Hi! I am doing researching on SimCLR style self-supervised learning, which requires image augmentation for contrastive learning.

  • Initially, I pass the augmentation callable as the transform parameter for torchvision.dataset.CIFAR10 constructor, which does the augmentation on cpu. I found data loading is the bottleneck for training speed.
  • I then noticed that after torchvision 0.8.0, we are able to integrate augmentation function, inheriting nn.Module , as part of the cuda routine. This gives me around 50% speed up. I did
from torchvision import transforms as T
transforms = nn.Sequential(
  • I kept investigating this a little bit more. Some weird things happen.
    – If I only do augmentation, it runs in less than 1 minute
    – If I only train the model (doubling the batchsize, like contrasting), it runs in less than 1 minute
    – But If I do augmentation then train the model, it immediately drops to 10 minute
    Implementation of the augmentation callable shown below and snapshots
    (sorry for putting everything in one pic, I’m new here. I am not allowed to upload multiple images. lol)

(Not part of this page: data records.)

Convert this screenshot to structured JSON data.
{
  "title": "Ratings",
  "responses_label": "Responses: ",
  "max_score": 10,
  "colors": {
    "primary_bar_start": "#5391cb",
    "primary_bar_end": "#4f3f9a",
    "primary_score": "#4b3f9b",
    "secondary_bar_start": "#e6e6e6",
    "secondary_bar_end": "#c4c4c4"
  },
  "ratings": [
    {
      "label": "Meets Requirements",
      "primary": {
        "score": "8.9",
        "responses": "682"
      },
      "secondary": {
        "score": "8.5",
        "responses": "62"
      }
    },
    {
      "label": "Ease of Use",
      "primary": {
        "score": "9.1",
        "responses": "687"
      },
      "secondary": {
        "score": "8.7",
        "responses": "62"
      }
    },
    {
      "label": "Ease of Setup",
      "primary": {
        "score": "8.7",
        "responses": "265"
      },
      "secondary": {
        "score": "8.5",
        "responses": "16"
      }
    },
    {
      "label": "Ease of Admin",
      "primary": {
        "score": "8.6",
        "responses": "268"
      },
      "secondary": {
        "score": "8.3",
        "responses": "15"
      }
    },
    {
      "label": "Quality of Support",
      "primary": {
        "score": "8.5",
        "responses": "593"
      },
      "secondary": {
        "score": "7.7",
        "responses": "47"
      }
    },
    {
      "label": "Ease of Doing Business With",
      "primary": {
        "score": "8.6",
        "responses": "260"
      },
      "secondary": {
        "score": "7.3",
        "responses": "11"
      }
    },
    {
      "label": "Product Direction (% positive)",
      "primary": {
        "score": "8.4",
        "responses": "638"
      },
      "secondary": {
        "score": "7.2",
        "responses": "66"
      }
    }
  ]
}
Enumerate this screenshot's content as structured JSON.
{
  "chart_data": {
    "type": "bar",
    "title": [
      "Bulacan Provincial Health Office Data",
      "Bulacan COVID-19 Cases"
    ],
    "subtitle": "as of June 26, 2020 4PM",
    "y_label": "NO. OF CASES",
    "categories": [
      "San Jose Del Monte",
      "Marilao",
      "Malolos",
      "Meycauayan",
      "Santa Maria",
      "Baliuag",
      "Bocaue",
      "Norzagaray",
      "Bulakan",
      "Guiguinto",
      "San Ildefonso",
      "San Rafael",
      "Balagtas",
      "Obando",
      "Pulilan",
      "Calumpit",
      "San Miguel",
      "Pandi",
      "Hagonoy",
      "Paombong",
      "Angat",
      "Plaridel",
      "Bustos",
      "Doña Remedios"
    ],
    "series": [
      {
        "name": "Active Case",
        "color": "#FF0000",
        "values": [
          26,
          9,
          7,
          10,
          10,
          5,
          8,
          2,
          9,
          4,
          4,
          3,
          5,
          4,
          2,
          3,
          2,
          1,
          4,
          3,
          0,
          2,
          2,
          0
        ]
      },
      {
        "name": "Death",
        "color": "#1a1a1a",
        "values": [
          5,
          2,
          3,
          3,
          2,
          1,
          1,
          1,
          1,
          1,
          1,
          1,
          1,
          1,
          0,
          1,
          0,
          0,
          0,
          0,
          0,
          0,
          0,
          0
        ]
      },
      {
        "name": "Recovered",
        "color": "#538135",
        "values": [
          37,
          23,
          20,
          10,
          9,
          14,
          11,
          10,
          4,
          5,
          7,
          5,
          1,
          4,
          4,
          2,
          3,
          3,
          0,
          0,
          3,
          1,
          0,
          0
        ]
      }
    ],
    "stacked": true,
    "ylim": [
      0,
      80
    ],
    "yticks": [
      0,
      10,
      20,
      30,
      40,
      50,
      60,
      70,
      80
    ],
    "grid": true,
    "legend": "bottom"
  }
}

I’ve done some preliminary check, torch profiling. Everything looks good. I profiled train after augmentation for one batch, it takes 300ms to finish

I’ve also checked that it is not a tqdm estimating issue by training through a full epoch. Any hints on why this might happen. I run those codes on colab GPU runtime (Tesla T4)

How is the timing done per iteration? I’m curious if there are torch.cuda.synchronize() calls before timing is started and before timing is stopped as otherwise the measurements could be incorrect.

Additionally, is/are the size(s) of your input(s) comparable with and without augmentation?